Acho que a negação do racismo passa por isso ao sempre fazer referência ao racismo caricato da novela e do cinema americano. Isso faz com que a autocrítica da classe média branca do Brasil seja meio preguiçosa, no sentido de que olhar para a criação que tiveram nos anos 80, 90 e 2000 te obriga a repensar seu gesto diário, porque você está carregando, sabendo ou não, um grau de preconceito muito grande nas relações afetivas, políticas e diárias. E é um processo que precisa ser discutido.
Para falar sobre racismo é necessário ter muita sinceridade, ter autocrítica e estar disposto a entender. Tem uma frase da Eliana Alves Cruz, que diz “o branco costuma se educar muito pelo constrangimento”, então esse constrangimento que nós criamos no filme é quase um “vamos abaixar a bola”, porque é um filme que pega mais no pé da classe média de esquerda progressista do que da direita. É fácil bater na direita, mas na esquerda é mais difícil por ter pouca autocrítica nesse lugar.
CN: Como foi pensada a construção das histórias individuais dos personagens, desde Conceição e Presto até seus irmãos que eventualmente se encontram em determinado momento do filme e demonstram um contraponto de personalidades?
AC: Muito trabalho de carpintaria nos ensaios. Para mim, era muito importante que ninguém fosse herói ou vilão, que todo mundo fosse um pouco dos dois e que a nossa capacidade de dialogar fosse explícita, porque carregamos muita coisa. Então tentamos trazer esses personagens para perto.
Existe essa mistura natural, de pautas, agendas, ressentimento. Era isso que interessava também. Como criamos um ambiente de muita segurança durante os ensaios, nós assumimos todas as nossas chagas que carregamos com a gente e acabamos misturando isso.

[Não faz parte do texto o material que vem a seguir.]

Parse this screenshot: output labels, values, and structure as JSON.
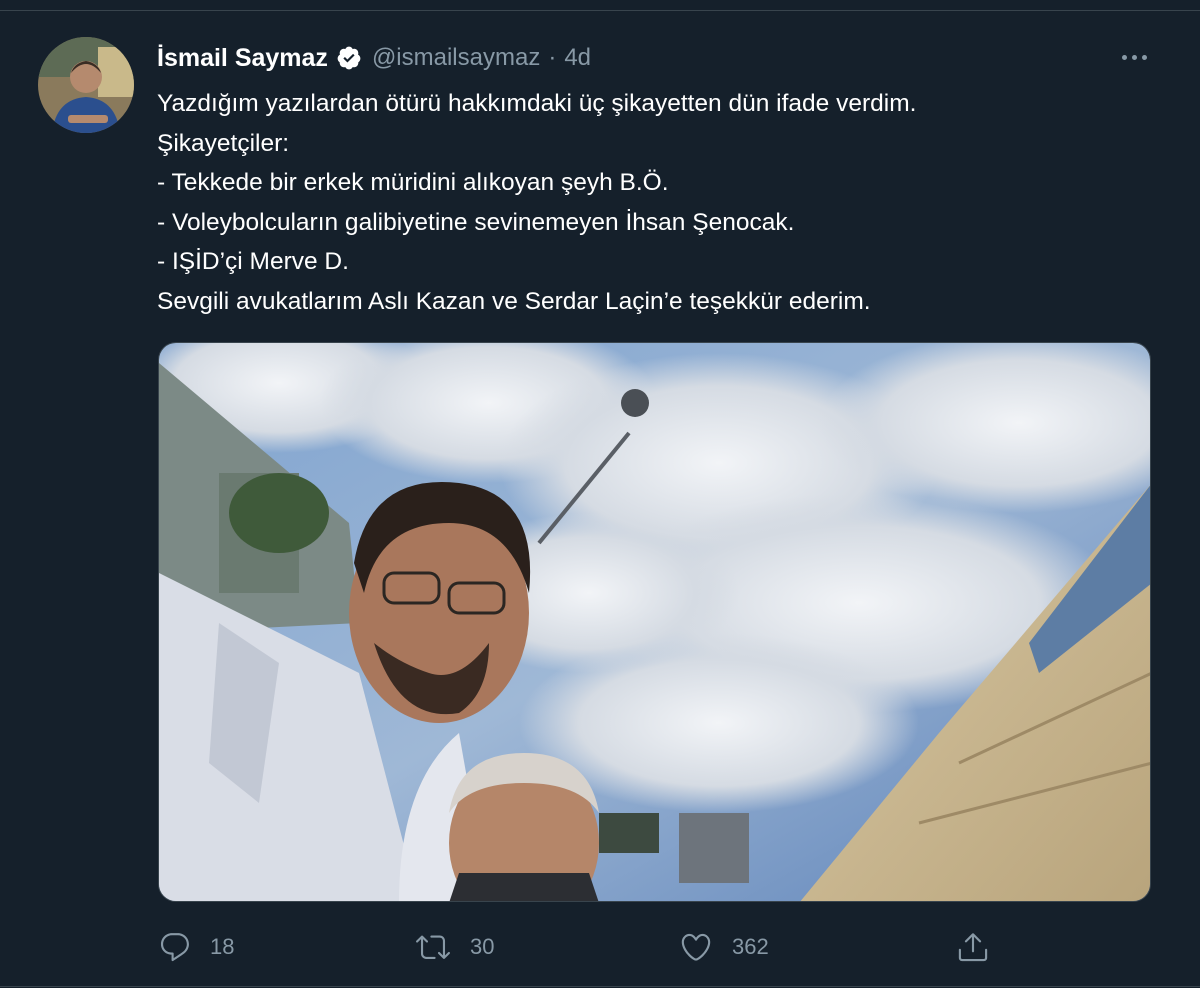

Os atores também colocaram muito das próprias relações ali. Eu, o elenco, nós tivemos relações interraciais. A galera do Vidigal também tem essa dicotomia muito clara do que é ocupar o morro e o asfalto. Eles têm uma clareza muito grande de que o sujeito que eles estão trabalhando pode ser alguém muito legal e ao mesmo tempo complicado, porque ele não tem o convívio com uma galera que não seja da própria bolha. Tudo isso foi colocado no texto.
Acho que dentro da autocritica da branquitude não existe apenas uma opinião de senso comum e no movimento negro não existe apenas uma voz. São milhares de vozes nesse espectro e que bom que seja assim, porque isso traz debate e conflito e trouxemos tudo isso. Não é para ser um filme necessariamente panfletário, é para ser um filme sincero.